Dailey is among the estimated nearly 5 percent of American adults living with ADHD, according to the National Institute of Mental Health.
Ashley McDermott is another parent whose diagnosis came about because of a child. While she was researching her son's ADHD, she was astonished to find that she was reading about herself.
"I closed the book the second chapter, and started to cry. This is my whole life. I can't believe this is me," she said.
"It was life-defining because suddenly my whole life makes sense," McDermott said. "Every part of my personality that I never could understand why I was the way I was, it all made sense."
Dr. Ned Hallowell, a psychiatrist who works out of Boston and New York, said there was no doubt that ADHD was genetically transmitted.
"There's some cases you can acquire it, but 95 percent of cases you acquire from the genes of your parents and grandparents," he said.
There appear to be differences in the way that grown women and men experience ADHD.
According to Sue Hallowell, Ned Hallowell's wife and author of "Married to Distraction," women are generally "more of the day-dreamy, inattentive type, so they're not the ones who were jumping off the walls like the boys with ADHD with hyperactivity disorder."
McDermott's lack of focus hobbled her in school and followed into her adult life.
"Every single report card -- I mean my entire childhood said the same thing, which is 'Ashley could be a very good student if she could calm down and stop talking and pay attention and focus,'" she recalled.

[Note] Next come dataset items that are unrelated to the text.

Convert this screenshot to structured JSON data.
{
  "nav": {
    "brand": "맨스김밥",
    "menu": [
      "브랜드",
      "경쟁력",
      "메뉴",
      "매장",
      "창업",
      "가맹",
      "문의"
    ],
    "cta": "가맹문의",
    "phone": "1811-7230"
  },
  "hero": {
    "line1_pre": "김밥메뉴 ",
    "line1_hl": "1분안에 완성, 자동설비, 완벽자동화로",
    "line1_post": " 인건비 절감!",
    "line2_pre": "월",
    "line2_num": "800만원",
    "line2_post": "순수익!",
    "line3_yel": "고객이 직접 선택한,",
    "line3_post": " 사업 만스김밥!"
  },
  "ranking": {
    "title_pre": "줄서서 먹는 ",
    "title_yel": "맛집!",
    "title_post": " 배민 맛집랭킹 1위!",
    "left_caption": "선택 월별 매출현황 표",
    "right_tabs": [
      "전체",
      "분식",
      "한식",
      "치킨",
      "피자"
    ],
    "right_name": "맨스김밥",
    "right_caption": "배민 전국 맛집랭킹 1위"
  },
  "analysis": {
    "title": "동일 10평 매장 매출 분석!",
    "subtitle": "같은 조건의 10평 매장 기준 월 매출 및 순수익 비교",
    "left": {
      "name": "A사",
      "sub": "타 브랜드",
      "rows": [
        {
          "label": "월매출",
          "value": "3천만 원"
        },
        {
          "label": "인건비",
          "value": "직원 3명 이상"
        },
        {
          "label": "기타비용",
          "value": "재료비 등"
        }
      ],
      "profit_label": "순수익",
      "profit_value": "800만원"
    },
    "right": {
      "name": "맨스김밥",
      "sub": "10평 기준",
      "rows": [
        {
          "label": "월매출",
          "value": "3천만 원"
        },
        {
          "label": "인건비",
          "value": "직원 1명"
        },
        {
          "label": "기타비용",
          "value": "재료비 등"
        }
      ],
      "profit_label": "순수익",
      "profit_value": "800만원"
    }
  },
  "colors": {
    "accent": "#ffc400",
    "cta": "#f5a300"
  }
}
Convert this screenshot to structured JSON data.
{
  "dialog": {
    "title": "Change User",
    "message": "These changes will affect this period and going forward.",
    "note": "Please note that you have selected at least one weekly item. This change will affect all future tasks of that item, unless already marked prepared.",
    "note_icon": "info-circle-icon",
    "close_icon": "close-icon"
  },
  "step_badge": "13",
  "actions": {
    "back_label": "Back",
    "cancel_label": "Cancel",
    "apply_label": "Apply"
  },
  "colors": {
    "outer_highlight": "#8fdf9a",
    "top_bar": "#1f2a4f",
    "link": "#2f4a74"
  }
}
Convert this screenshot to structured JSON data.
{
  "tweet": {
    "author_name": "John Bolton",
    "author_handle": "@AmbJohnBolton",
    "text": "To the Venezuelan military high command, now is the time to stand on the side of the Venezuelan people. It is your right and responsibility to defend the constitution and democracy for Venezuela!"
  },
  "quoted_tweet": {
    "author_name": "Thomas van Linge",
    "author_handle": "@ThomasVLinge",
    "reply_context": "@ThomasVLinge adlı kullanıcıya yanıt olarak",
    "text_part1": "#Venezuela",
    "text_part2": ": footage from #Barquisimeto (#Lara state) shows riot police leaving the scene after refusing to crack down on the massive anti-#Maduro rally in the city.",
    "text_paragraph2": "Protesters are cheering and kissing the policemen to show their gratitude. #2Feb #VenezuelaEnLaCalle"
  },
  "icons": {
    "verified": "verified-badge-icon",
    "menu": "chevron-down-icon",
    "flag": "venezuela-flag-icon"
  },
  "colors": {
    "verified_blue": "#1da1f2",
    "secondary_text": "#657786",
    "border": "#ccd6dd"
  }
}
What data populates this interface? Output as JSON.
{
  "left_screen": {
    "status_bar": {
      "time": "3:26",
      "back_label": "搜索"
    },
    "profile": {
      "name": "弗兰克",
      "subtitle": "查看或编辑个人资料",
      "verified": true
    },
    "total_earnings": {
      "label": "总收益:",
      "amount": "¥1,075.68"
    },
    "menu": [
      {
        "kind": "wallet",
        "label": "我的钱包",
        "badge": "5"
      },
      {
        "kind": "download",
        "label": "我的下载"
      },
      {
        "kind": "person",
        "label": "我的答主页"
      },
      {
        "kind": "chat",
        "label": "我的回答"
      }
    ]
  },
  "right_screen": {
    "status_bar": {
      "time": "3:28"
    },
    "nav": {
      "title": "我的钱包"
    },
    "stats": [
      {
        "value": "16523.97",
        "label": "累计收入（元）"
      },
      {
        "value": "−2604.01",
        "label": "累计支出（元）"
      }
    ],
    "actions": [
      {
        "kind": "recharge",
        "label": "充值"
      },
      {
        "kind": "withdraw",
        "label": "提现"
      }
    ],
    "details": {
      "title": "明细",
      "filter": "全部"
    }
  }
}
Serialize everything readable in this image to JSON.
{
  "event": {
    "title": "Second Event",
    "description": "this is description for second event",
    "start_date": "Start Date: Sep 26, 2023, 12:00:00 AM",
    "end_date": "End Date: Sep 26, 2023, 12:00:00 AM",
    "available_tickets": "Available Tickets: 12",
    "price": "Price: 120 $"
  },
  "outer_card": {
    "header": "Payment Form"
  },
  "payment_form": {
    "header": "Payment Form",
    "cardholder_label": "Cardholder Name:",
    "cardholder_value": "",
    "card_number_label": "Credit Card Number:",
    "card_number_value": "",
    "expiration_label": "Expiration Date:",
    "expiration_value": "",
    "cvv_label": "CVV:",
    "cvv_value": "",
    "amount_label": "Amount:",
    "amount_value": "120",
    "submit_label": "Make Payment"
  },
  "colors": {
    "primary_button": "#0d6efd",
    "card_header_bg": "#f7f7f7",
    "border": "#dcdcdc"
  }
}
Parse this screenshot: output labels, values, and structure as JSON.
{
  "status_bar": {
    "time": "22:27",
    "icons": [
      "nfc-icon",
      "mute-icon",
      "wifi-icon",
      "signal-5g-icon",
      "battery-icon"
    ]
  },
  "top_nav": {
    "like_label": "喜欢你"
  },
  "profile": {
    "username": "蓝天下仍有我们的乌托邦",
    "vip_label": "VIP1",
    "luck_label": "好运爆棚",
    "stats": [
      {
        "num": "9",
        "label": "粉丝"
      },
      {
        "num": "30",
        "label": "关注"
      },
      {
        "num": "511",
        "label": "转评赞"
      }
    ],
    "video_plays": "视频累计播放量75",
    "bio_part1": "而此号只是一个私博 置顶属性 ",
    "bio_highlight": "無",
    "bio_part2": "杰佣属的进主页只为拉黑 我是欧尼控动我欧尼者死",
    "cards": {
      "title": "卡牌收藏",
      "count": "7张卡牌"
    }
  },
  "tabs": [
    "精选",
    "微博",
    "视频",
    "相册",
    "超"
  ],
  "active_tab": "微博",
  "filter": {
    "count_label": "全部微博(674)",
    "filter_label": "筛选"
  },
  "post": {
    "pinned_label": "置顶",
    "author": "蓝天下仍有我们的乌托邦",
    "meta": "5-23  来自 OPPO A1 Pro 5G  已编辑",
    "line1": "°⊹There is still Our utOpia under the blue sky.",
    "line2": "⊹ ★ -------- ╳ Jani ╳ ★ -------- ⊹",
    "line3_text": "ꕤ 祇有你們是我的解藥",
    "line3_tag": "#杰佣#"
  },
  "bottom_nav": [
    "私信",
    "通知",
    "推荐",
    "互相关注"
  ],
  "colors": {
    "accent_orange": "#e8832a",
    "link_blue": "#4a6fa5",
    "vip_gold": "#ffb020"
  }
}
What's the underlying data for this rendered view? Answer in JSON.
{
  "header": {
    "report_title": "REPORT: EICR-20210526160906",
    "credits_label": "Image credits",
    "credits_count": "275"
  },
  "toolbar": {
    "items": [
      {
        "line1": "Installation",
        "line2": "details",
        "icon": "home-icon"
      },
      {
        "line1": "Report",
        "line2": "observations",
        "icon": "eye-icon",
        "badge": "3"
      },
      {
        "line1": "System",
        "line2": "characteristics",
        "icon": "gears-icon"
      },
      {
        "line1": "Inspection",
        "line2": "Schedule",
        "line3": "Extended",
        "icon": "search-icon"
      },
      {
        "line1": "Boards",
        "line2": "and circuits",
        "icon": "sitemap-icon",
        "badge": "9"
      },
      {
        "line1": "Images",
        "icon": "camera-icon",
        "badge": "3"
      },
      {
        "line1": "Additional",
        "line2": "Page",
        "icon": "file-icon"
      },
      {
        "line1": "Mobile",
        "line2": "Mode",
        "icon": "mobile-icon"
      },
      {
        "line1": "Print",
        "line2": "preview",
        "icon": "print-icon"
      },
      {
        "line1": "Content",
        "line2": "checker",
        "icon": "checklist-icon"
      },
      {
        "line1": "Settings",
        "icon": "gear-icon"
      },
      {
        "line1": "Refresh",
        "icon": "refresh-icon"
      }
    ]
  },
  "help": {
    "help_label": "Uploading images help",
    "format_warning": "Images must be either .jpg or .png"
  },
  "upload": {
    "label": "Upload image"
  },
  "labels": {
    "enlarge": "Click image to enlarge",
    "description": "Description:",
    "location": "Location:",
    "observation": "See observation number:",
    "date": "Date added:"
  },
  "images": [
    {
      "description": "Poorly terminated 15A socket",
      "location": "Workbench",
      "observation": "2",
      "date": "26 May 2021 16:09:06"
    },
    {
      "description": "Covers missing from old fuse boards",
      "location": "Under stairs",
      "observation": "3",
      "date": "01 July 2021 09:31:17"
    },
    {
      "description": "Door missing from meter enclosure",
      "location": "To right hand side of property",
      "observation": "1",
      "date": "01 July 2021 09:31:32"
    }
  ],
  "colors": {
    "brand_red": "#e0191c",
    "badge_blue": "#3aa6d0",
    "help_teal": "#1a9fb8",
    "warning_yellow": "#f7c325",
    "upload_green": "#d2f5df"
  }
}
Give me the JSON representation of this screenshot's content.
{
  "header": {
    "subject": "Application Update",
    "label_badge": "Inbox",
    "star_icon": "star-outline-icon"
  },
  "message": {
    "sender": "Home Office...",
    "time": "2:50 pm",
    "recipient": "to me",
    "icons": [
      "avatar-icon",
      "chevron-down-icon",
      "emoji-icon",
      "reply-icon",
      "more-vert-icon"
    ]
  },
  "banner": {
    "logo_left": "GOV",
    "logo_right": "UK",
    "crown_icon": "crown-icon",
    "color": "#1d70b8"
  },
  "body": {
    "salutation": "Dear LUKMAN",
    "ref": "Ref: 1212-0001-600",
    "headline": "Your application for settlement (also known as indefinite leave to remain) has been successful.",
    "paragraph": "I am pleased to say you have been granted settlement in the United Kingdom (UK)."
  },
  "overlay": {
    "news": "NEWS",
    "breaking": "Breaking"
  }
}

Dailey had similar obstacles.
"I'd always hit walls in terms of trying to climb the ladder and move onto bigger and better things and a lot of it was because I couldn't get organized," he said.
A combination of medication and behavioral therapies has transformed Dailey. He is now very productive at work and his performance is being rewarded.
"I think the first year on the medication we blew our numbers out of the water and I got about 145 percent bonus, it was absolutely enormous, we'd never seen that much money in one big fell swoop," he said.
Ashley, 45, is about to publish a novel. It's a feat that would have been unimaginable before she started taking medication for her ADD, another clinical term that can be applied to many types of ADHD.
"My ADD literally got so bad that I couldn't even read a book. So you have that constant noise in the back of your head and then suddenly you take your ADD medicine and it's like someone turns the staticky radio off," she said.
Dailey has weaned himself off the medication, but he has new strategies to cope with his disorder.
"If I know I've got a deadline, I'm actually going to shut myself away from everybody and focus in a nice quiet room, typically from my home office as opposed to going into the office, because in the office I'm talking to people," he said.